Quando tutte le traiettorie sembrano tracciate, Amir Naderi, il corridore, la furia apolide, il paladino del cinema che fa crollare le montagne, realizza un film piccolo, imprevisto, squisitamente sgangherato. Un film su Hollywood - dice lui - e aggiunge con sguardo febbrile e incantato “it’s a love story”. E alla fine ce la fa, Naderi, a realizzare la sua love story. Che è anzitutto una dichiarazione d’amore nei confronti del cinema, passione di una vita, inseguita, adorata, pensata e costantemente esplorata. Chi ha visto Amir anche una sola volta lo sa bene, perché somiglia tantissimo ai film che fa: un vulcano in continua eruzione, un fiume in piena che si riversa – con toccante generosità - in questo appassionante Magic Lantern al ritmo di una ronde di ophulsiana memoria. Il film sembra davvero il lavoro di un giovane e vitalissimo regista, l’opera prima di chi è cresciuto a pane e Minnelli, allestita con la passione di un eterno cinefilo.
L’immagine è calda e rossastra, non per banale adesione agli standard visivi post-Hugo Cabret, ma per creazione di immaginari interiori. Un film di amori cinefili? Certo, ma non solo. Il cinema è la memoria di Naderi, ma anche il presente e l’avvenire. Proprio per questo i colori si fanno talmente saturi da divenire astratti: tutto potrebbe sciogliersi da un momento all’altro e restituire solo bagliori di luce in movimento, macchie, resti di film. Mettere in scena l’amore significa per Naderi rappresentare un labirinto di affetti, il flusso vivente che attraversa tutto il cinema che ci ha abitato. La lanterna magica, ovvio, è il cinema: la vecchia sala che proietta il suo film di chiusura, il suo ultimo spettacolo. I posti ormai vuoti, l’odore della pellicola, il buio, il silenzio…e la fede nelle immagini. Eppure il cinema non muore qui. Si reincarna, trova nuove forme, cambia pelle. La sala chiude, ma il protagonista viene richiamato – quasi invocato – dalla suoneria ovattata del cellulare, nuova lanterna magica, nuova riconfigurazione della visione. Il cellulare qui è sia mezzo di visione (il protagonista scopre l’identità della donna amata attraverso videoselfie, foto, immagini sintetiche) sia di comunicazione (che non porta mai da nessuna parte se non alla propria interiorità) sia, infine, di trasporto (varco ultradimensionale, portale dell'immaginario contemporaneo).

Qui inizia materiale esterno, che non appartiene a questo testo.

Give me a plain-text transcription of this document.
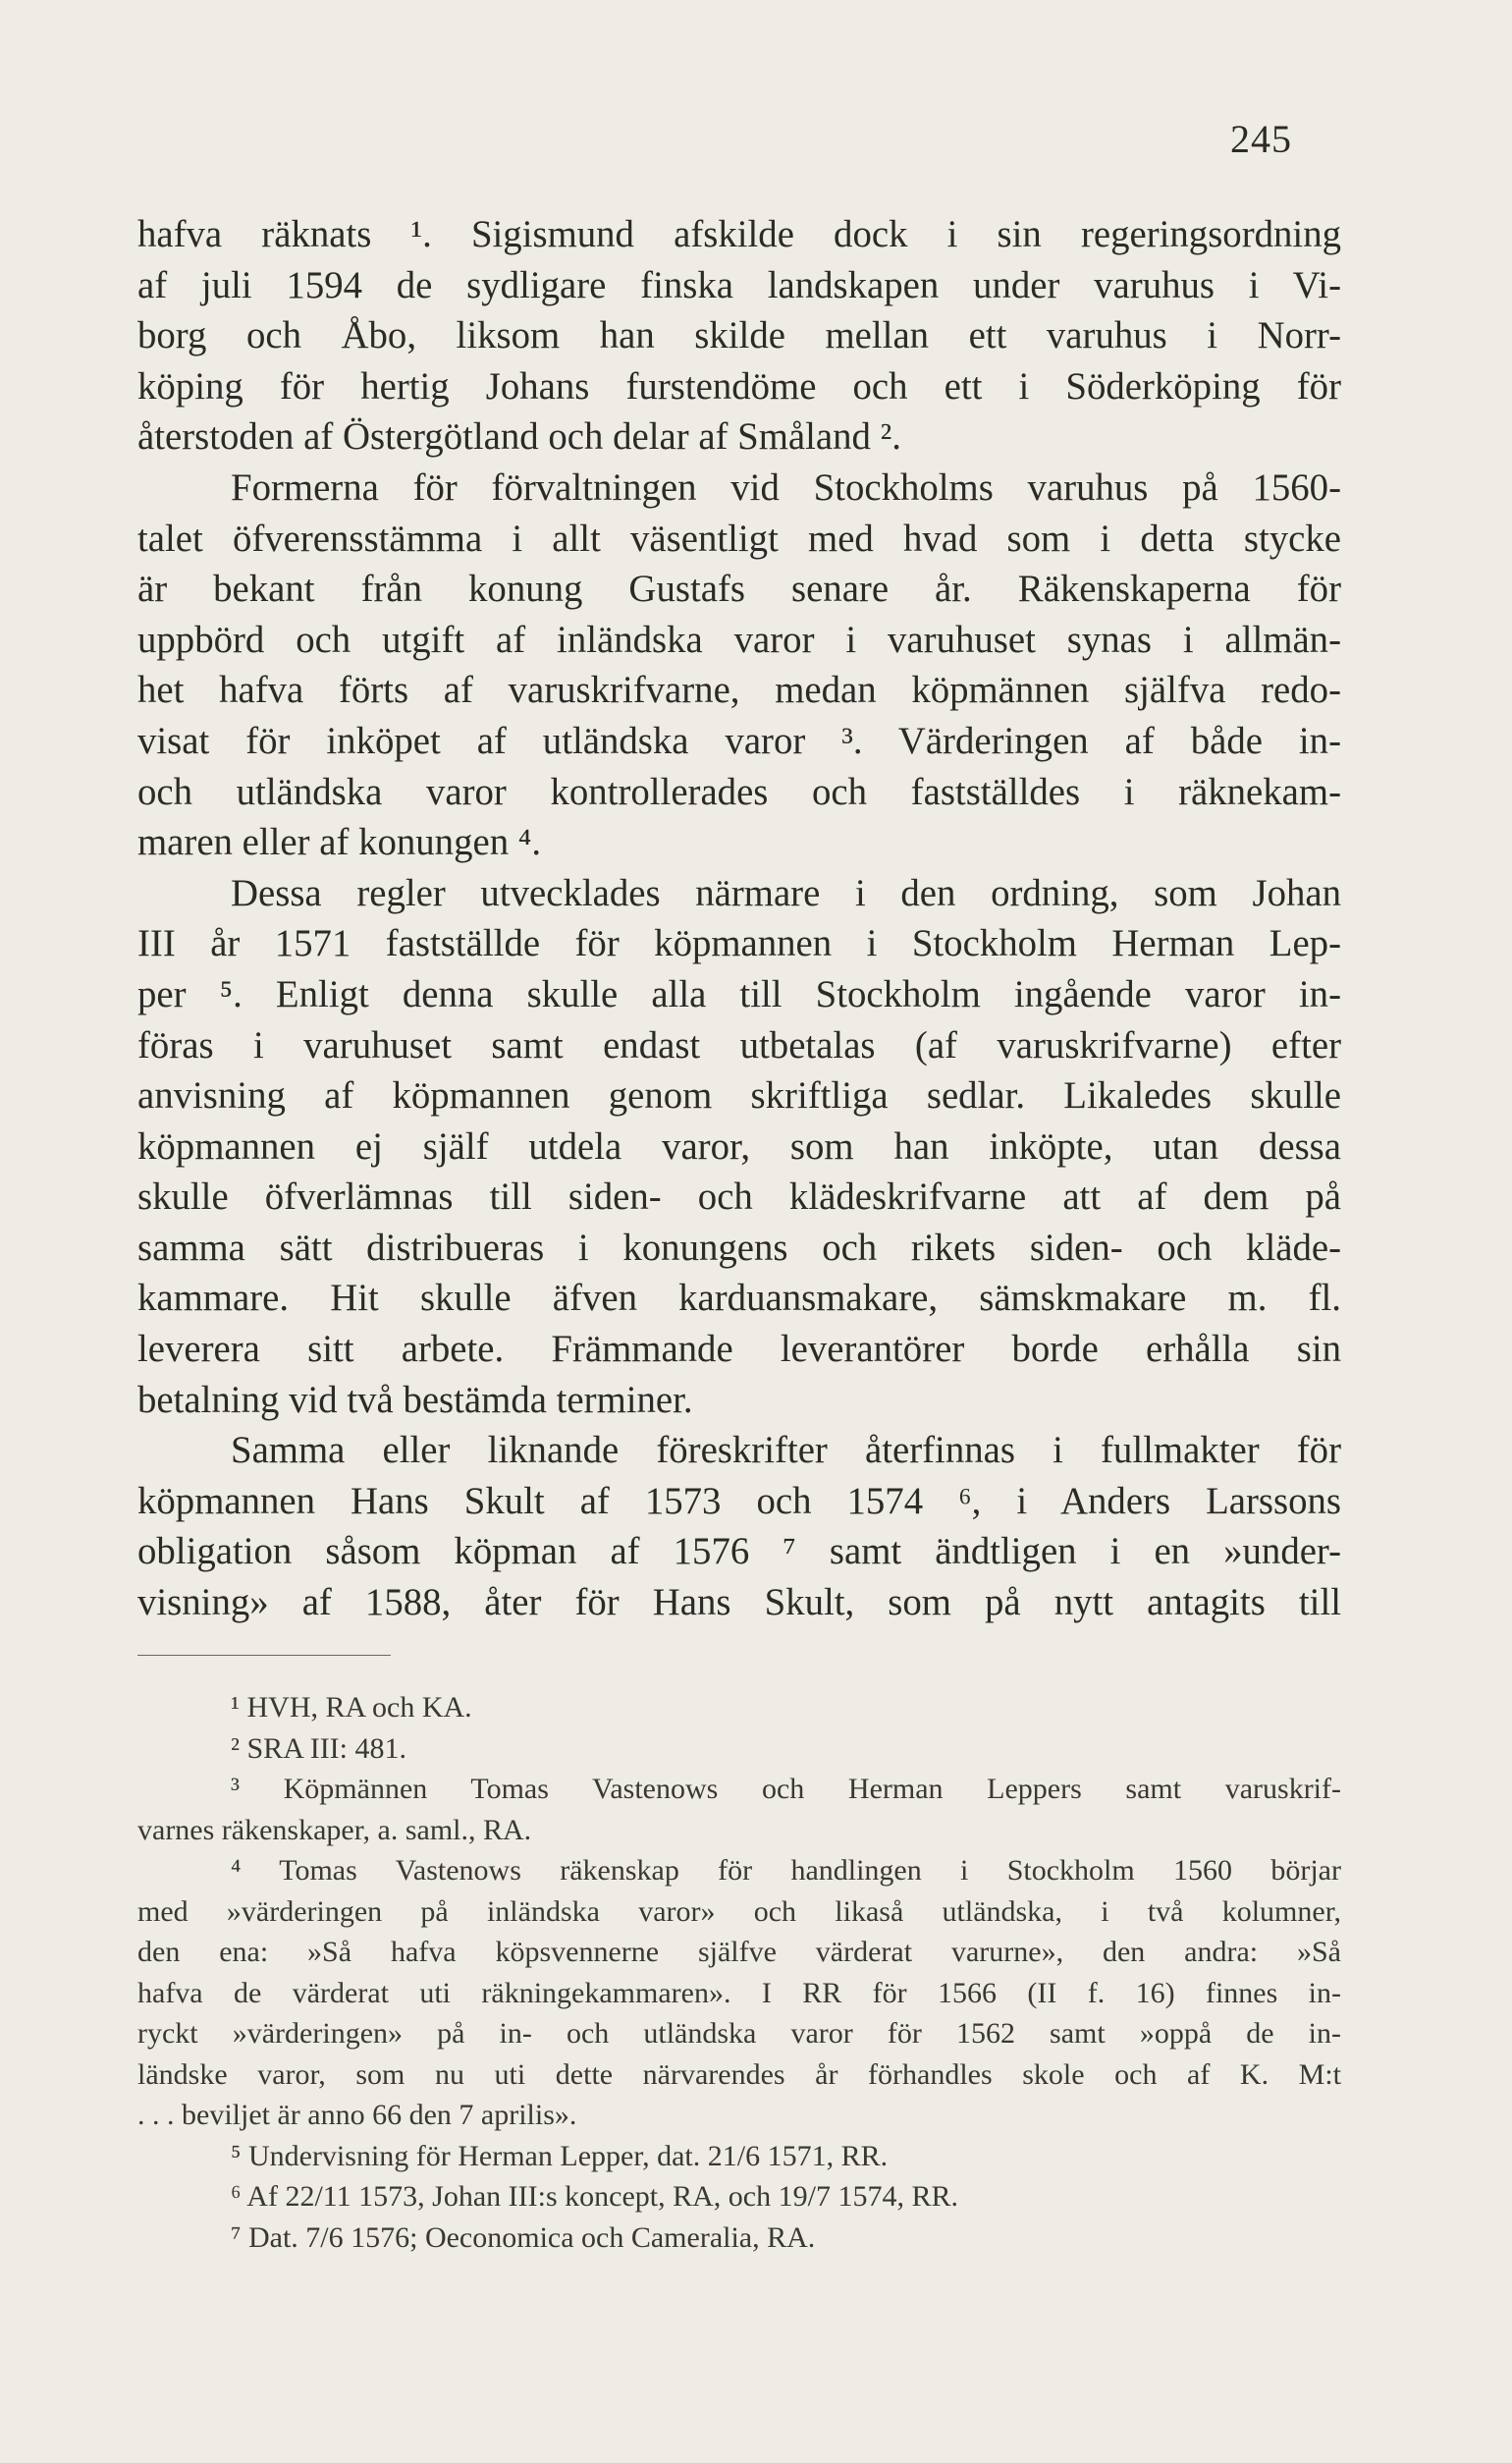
245
hafva räknats ¹. Sigismund afskilde dock i sin regeringsordning
af juli 1594 de sydligare finska landskapen under varuhus i Vi-
borg och Åbo, liksom han skilde mellan ett varuhus i Norr-
köping för hertig Johans furstendöme och ett i Söderköping för
återstoden af Östergötland och delar af Småland ².
Formerna för förvaltningen vid Stockholms varuhus på 1560-
talet öfverensstämma i allt väsentligt med hvad som i detta stycke
är bekant från konung Gustafs senare år. Räkenskaperna för
uppbörd och utgift af inländska varor i varuhuset synas i allmän-
het hafva förts af varuskrifvarne, medan köpmännen själfva redo-
visat för inköpet af utländska varor ³. Värderingen af både in-
och utländska varor kontrollerades och fastställdes i räknekam-
maren eller af konungen ⁴.
Dessa regler utvecklades närmare i den ordning, som Johan
III år 1571 fastställde för köpmannen i Stockholm Herman Lep-
per ⁵. Enligt denna skulle alla till Stockholm ingående varor in-
föras i varuhuset samt endast utbetalas (af varuskrifvarne) efter
anvisning af köpmannen genom skriftliga sedlar. Likaledes skulle
köpmannen ej själf utdela varor, som han inköpte, utan dessa
skulle öfverlämnas till siden- och klädeskrifvarne att af dem på
samma sätt distribueras i konungens och rikets siden- och kläde-
kammare. Hit skulle äfven karduansmakare, sämskmakare m. fl.
leverera sitt arbete. Främmande leverantörer borde erhålla sin
betalning vid två bestämda terminer.
Samma eller liknande föreskrifter återfinnas i fullmakter för
köpmannen Hans Skult af 1573 och 1574 ⁶, i Anders Larssons
obligation såsom köpman af 1576 ⁷ samt ändtligen i en »under-
visning» af 1588, åter för Hans Skult, som på nytt antagits till
¹ HVH, RA och KA.
² SRA III: 481.
³ Köpmännen Tomas Vastenows och Herman Leppers samt varuskrif-
varnes räkenskaper, a. saml., RA.
⁴ Tomas Vastenows räkenskap för handlingen i Stockholm 1560 börjar
med »värderingen på inländska varor» och likaså utländska, i två kolumner,
den ena: »Så hafva köpsvennerne själfve värderat varurne», den andra: »Så
hafva de värderat uti räkningekammaren». I RR för 1566 (II f. 16) finnes in-
ryckt »värderingen» på in- och utländska varor för 1562 samt »oppå de in-
ländske varor, som nu uti dette närvarendes år förhandles skole och af K. M:t
. . . beviljet är anno 66 den 7 aprilis».
⁵ Undervisning för Herman Lepper, dat. 21/6 1571, RR.
⁶ Af 22/11 1573, Johan III:s koncept, RA, och 19/7 1574, RR.
⁷ Dat. 7/6 1576; Oeconomica och Cameralia, RA.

All’inizio sembra di assistere alla versione naderiana di Sherlock Jr. di Keaton, poi, lentamente, si scivola nei territori hellmaniani del road to nowhere. Il proiezionista entra nel film – proprio come Keaton – e abita tra i suoi fantasmi. Si innamora di una ragazza, candida e bellissima, angelo fantasmatico del cinema che fu. Poi la perde: l’amore vive nella scomparsa, nella ricerca, nell’indagine senza fine. Lei lascia una traccia di sé, il cellulare. L’amante allora la insegue tra le immagini del mondo, tra le strade gravide della città degli angeli, tra i volti che si susseguono come proiezioni da un'altra terra. Il cinema, la sala, la vita: il cortocircuito inizia a prendere forma, il cellulare unisce tempi e dimensioni diverse. Il cinema è reale, ora più che mai, o forse è quello che resta della realtà.
Tutta qui la favola d’amore, fragile ed esilissima, come le cose che rimangono. Si ritorna alla traccia, all'anima, alla base di qualsiasi narrazione: boy meets girl, per l’appunto, che diviene qui un ragazzo cerca una ragazza. Questo ragazzo alimenta il proprio amore nelle mancanze e nei vuoti. Si innamora dell’idea ancora prima che del corpo, dell'immagine ancora prima che della realtà. Imparare ad amare significa dar vita ai fantasmi, credere in loro, preparandosi a un salto nel vuoto. Ricercare il proprio amore negli imperi della mente e nelle terre di nessuno, nei tagli di montaggio, negli istanti tra le immagini. E quando l’intero mondo sparisce, rimangono lui e lei, nessun altro. Lei corre lungo i corridoi, vestita di bianco, come un angelo o uno spettro, fra polvere e pellicole. In questa visione c’è quello che resta del cinema, in attesa di nuove terre dove poter dimorare. Infine, lui e lei si incontrano su una spiaggia deserta, in un’escatologia immaginaria che sembra guardare perfino a Vital di Tsukamoto. La vita continua, oltre la morte – e anche il cinema vince il tempo, sopravvive e ritorna, come atto di resistenza, come ultimo lascito di eterno amore.